Desde que llego el Otoño, me he ido sintiendo cada vez más y
más oscura. La noche de los Espíritus se aproxima. El canto de Darklings a la
Diosa Hécate ha estado dándome vueltas en la cabeza y me he sorprendido a veces
cantándole a solas.
Anoche tuve una epifanía, una comprensión íntima de ese
estado de ira sin ira. Comprendí por qué he estado actuando como si estuviera
enfadada, sin estarlo.
Ya la traición, el maltrato, la decepción, el fraude, el
engaño; el ser rebajada, olvidada, descartada, criticada, devaluada, tantas y
tantas otras memorias de violencia han dejado de ser una emoción.
Efectivamente, ya no siento ira, no siento rabia, miedo, dolor, tristeza, ya no
siento abandono, traición, vejación, ya no siento la violencia que he sufrido,
ni el maltrato del cual he sido objeto, a lo largo de la historia humana de mi
ser esencial de mujer.
Pero la memoria pervive; la memoria se ha hecho carne, se ha
hecho imagen persistente, se ha vuelto eco y advertencia: ¡no olvidar! Es mejor
recordar, para no tener que repetir la experiencia.
Mis guías me preguntan pero
¿por qué? ¿Para qué sostener la memoria de tanta violencia, tanto dolor? Muy
sencillo. Porque yo, -mujer, al fin y al cabo-, no soy solamente luz, amor, y
alegría. Yo también estoy hecha de sombras, de dolor y de lágrimas. Y no quiero
olvidarlo, no sea que caiga de nuevo en ese camino y no recuerde cómo era.
Repito, que ya no lo siento, ni el dolor, ni la rabia, ni el
miedo. Pero nunca, nunca, jamás olvido. Y hay una Señora, una Mujer Araña, una
bruja, una Dama con Tridente, que me mira desde los profundo de su cueva y me
susurra vehemente: ¡No te permito que olvides!
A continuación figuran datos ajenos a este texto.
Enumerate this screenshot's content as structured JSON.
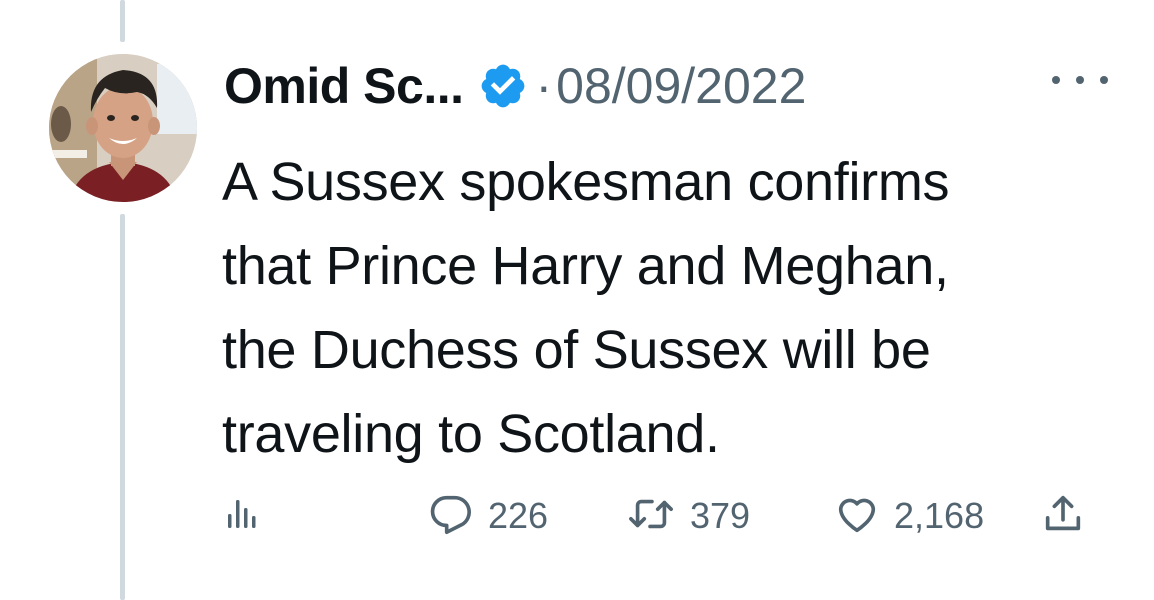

Esa Señora nocturna, Hécate transparente, cuya voz profunda
inunda mi alma con la noche más oscura, de vez en vez se pasea por las esquinas
de mi alcoba y me llama, me despierta del sueño profundo de la vida. Me
estremece, me vapulea, rasga mi sonrisa más cándida, muerde sobre la cara de mi
complacencia y me envía a sus perros brunos a que me enseñen sus fieros
dientes; mientras Ella se ríe, se ríe y se ríe de mi ingenuidad y mi flaqueza.
Esa Señora anoche se me presentó con estas palabras:
“¡No te permito que olvides! –repite. Ni una más se acostará
esta noche en la ignorancia. Ni una sola volverá a recuperar la alegría del
sueño que se hunde en el olvido, porque la que vuelva a hacerlo perecerá, ¡y yo
no se lo permito!
Por todas aquellas que murieron sin poder romper sus
cadenas, ¡No te lo permito!
Por aquellas cuyos pies fueron ajados en las hogueras de las
plazas. ¡No te lo permito!
Por aquellas cuya inocencia fue robada sin ajustamiento. ¡No
te lo permito!
Por aquellas a quienes arrancaron los retoños de su vientre.
¡No te lo permito!
Por tus abuelas, por tus hermanas, cuyas cenizas yacen en
tumbas desconocidas. ¡No te lo permito!
Tú eres mi hija, gracia de la Tierra, loba de los bosques
nublados. No te permito que olvides a tus ancestras. No te permito relegar sus
memorias, sus sueños truncados, sus hogares saqueados, sus yerbas pisoteadas.
Tú eres la que les sobrevive, en lo profundo de tu voz
claman sus cientos de voces silenciadas.
Tú eres la heredera de sus hechizos y sus pócimas que sanan.
Sólo tú puedes portar su simiente. ¡Hija mía, no vuelvas a olvidar nunca más
quién eres!
Recuerda sus ojos brillantes y solemnes, atesora sus misterios
y sus sueños en tu alma, porque a ti te los legaron todas ellas, y yo no te
daré descanso hasta que lo recuerdes”.
Por este canto a mis ancestras, por esa memoria Ella me
rondaba estos días. Anoche elevó su sombra poderosa sin ira, pero firme, para
que yo nunca más lo olvide.
¡Bendiciones, Hécate Ctonia, tus hijas te saludan!